Todavía cuesta creer que no haya obtenido el premio Cervantes, el más importante para el mundo de habla hispana. Esta “deuda” será un eterno reproche, como sucede cuando se recuerda que Borges no recibió el Nobel. En la última década Piglia recibió numerosas distinciones como el Premio Iberoamericano de Letras José Donoso (Chile, 2005), el Premio de la Crítica (España, 2010), el Rómulo Gallegos (Venezuela, 2011), el Iberoamericano de Narrativa Manuel Rojas (Chile, 2013), el Konex de Brillante (Argentina, 2014) y el Premio Formentor (2015). Protagonizó dos programas de lujo en la Televisión Pública: Escenas de la novela argentina (2012) y Borges por Piglia (2013). A pesar de la enfermedad que se fue ensañando con cada uno de los músculos de su cuerpo hasta postrarlo e impedirle escribir, mantuvo la lucidez hasta el final. Cuando ya no pudo escribir más, le dictaba a “la musa mexicana”, Luisa Fernández, a quien le dedicó Años de formación, el primer volumen de Los diarios de Emilio Renzi, que cubren la década del 57 al 67; dedicatoria en la que no podía faltar “la lectora de mi vida”, Beba Eguía, pareja del escritor. En estos últimos tres años escribió contra esa sentencia de muerte inexorable condensada en la sigla ELA y publicó dos de los tomos de sus diarios en Anagrama y varios libros más, como La forma inicial. Conversaciones en Princeton (2015), un volumen de ensayos, conversaciones y entrevistas; Las tres vanguardias literarias. Saer, Puig y Walsh (2016), las once clases del seminario que dictó en la Universidad de Buenos Aires en 1990, ambos por Eterna Cadencia, y Escritores norteamericanos, publicado en diciembre del 2016 por Tenemos las máquinas. También participó en 327 cuadernos, la película de Andrés Di Tella sobre sus diarios.

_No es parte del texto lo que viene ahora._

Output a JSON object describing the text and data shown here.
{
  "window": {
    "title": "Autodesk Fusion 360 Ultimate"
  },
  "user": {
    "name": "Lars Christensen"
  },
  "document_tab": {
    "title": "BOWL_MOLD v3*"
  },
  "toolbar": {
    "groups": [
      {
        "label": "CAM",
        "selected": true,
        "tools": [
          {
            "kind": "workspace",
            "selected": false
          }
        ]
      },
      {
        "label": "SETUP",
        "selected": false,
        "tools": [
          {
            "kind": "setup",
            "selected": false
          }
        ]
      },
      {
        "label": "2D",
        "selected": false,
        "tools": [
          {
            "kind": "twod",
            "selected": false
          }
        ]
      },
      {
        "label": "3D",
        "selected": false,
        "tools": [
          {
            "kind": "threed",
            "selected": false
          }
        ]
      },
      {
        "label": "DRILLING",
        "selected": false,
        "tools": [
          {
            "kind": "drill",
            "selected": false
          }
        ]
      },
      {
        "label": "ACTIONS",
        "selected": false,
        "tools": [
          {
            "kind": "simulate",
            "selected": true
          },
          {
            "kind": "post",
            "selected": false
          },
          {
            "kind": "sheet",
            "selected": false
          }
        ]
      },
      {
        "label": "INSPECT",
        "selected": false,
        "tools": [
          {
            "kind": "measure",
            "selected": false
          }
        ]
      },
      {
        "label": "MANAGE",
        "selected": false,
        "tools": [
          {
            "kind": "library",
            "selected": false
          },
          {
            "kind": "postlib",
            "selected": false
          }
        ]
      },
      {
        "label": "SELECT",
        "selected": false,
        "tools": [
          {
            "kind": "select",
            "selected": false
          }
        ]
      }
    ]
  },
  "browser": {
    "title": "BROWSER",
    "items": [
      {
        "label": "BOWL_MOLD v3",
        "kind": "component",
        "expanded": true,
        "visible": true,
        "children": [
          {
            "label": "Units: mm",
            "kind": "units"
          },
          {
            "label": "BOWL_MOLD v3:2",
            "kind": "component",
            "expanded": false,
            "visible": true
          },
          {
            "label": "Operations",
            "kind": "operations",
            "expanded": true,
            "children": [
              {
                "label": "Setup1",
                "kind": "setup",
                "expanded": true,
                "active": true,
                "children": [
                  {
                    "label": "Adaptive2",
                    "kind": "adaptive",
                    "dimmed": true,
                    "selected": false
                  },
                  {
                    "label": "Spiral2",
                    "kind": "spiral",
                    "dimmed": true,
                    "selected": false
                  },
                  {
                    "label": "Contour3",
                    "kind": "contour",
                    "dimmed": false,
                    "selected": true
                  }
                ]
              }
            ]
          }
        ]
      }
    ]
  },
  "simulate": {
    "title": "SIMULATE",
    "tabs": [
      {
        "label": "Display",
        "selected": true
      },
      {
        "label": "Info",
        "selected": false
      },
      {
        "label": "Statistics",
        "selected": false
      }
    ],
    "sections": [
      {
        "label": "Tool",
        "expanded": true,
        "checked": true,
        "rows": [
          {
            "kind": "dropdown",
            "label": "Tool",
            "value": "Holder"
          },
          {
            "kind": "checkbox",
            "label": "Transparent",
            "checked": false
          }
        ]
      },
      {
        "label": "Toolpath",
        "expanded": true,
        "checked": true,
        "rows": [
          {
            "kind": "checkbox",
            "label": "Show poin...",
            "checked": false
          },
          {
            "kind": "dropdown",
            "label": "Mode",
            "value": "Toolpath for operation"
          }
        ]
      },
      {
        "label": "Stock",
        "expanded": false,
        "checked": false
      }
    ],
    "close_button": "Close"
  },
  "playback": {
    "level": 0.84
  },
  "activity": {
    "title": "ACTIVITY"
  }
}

Duele mucho la despedida, el saber que ya no estará la voz de Piglia para proponer lecturas en la serie que conecta vida–lectura–escritura. “La vida es un impulso hacia lo que todavía no es, y, por lo tanto, detenerse a narrarla es cortar el flujo y salir de la verdad de la experiencia”, se lee en Los años felices, el segundo tomo de Los diarios de Emilio Renzi. “Por su parte, la literatura es un modo de vivir, una acción, como dormir, como nadar. ¿Le quita esta idea el sentido de construcción deliberada que tiene la literatura? No creo, el error es buscar las cenizas de esa experiencia en el interior del libro, cuando en verdad hay que buscarlas en las pausas, en los fragmentos, en las formas breves”.